SUNet: Change Detection for Heterogeneous Remote Sensing Images from Satellite and UAV Using a Dual-Channel Fully Convolution Network

  • Ruizhe Shao,
  • Chun Du,
  • Hao Chen,
  • Jun Li

DOI
https://doi.org/10.3390/rs13183750
Journal volume & issue
Vol. 13, no. 18
p. 3750

Abstract

Read online

Change Detection in heterogeneous remote sensing images plays an increasingly essential role in many real-world applications, e.g., urban growth tracking, land use monitoring, disaster evaluation and damage assessment. The objective of change detection is to identify changes of geo-graphical entities or phenomena through two or more bitemporal images. Researchers have invested a lot in the homologous change detection and yielded fruitful results. However, change detection between heterogenous remote sensing images is still a great challenge, especially for change detection of heterogenous remote sensing images obtained from satellites and Unmanned Aerial Vehicles (UAV). The main challenges in satellite-UAV change detection tasks lie in the intensive difference of color for the same ground objects, various resolutions, the parallax effect and image distortion caused by different shooting angles and platform altitudes. To address these issues, we propose a novel method based on dual-channel fully convolution network. First, in order to alleviate the influence of differences between heterogeneous images, we employ two different channels to map heterogeneous remote sensing images from satellite and UAV, respectively, to a mutual high dimension latent space for the downstream change detection task. Second, we adopt Hough method to extract the edge of ground objects as auxiliary information to help the change detection model to pay more attention to shapes and contours, instead of colors.

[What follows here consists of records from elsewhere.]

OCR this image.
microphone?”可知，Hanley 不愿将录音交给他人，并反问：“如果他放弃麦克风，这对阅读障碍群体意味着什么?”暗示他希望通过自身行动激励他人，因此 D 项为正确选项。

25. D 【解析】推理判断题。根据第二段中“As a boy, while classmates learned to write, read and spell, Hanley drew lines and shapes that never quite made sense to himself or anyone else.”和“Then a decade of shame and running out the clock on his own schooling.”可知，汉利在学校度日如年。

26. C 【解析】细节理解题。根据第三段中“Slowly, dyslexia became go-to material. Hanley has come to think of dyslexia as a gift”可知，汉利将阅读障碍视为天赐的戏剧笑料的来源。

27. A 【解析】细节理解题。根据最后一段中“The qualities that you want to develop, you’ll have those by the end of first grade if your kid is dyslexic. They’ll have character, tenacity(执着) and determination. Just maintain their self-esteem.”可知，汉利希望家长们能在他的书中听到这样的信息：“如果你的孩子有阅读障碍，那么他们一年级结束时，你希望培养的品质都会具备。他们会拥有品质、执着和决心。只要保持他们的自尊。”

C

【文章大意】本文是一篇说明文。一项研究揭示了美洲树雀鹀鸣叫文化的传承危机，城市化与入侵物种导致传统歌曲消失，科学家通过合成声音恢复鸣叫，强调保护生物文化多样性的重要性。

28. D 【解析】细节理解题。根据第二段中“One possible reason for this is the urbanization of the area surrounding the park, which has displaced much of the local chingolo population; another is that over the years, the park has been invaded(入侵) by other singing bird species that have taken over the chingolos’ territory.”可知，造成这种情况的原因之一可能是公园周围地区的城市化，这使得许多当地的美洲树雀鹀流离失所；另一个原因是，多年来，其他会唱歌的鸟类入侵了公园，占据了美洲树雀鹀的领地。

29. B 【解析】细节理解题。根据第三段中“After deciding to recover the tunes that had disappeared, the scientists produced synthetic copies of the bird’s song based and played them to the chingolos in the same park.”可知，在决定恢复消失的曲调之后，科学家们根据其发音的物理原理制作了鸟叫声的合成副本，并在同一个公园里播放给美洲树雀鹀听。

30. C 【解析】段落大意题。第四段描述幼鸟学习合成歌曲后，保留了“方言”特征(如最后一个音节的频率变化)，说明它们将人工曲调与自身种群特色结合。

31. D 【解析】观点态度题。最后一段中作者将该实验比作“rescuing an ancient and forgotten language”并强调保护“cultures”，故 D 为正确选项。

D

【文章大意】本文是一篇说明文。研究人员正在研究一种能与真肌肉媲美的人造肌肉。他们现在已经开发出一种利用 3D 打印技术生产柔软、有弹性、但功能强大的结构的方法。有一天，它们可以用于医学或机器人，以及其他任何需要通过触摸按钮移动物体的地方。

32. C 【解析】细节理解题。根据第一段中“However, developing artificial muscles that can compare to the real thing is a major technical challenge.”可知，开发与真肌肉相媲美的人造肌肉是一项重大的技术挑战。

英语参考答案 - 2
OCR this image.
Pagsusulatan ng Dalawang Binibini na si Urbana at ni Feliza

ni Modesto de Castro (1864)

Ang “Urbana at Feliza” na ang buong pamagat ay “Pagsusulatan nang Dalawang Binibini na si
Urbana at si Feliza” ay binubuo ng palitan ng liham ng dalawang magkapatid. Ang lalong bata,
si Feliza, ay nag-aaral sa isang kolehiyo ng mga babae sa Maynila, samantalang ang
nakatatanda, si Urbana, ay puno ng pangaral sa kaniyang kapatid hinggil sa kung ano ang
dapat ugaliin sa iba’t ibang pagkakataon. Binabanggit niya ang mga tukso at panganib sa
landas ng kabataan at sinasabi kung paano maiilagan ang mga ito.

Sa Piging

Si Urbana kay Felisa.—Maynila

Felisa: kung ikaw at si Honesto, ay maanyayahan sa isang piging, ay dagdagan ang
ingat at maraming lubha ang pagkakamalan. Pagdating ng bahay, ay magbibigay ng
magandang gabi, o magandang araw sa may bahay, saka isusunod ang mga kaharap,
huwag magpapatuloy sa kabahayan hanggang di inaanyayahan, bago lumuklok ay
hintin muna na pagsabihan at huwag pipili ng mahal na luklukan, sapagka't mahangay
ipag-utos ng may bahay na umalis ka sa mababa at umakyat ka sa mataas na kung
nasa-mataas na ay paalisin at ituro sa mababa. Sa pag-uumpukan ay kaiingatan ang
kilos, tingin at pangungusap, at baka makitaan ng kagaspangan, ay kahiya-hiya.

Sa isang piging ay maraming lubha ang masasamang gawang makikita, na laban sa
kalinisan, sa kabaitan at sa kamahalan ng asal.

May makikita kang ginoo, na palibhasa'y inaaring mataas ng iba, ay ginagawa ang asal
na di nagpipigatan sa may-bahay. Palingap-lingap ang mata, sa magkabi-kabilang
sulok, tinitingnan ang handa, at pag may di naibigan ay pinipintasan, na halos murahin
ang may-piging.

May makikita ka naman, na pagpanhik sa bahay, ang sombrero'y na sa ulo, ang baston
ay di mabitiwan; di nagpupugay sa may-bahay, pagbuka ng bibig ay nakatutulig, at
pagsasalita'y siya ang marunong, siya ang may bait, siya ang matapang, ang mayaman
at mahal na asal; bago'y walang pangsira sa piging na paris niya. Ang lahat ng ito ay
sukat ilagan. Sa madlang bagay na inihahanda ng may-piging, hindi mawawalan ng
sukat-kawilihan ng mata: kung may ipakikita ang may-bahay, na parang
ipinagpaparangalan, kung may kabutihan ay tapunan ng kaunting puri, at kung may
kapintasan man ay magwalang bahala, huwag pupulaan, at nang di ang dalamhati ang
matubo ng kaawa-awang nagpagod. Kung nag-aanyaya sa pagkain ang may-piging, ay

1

Then, IoU-WCE loss is designed to deal with the problem of imbalanced samples in change detection task. Finally, we conduct extensive experiments to verify the proposed method using a new Satellite-UAV heterogeneous image data set, named HTCD, which is annotated by us and has been open to public. The experimental results show that our method significantly outperforms the state-of-the-art change detection methods.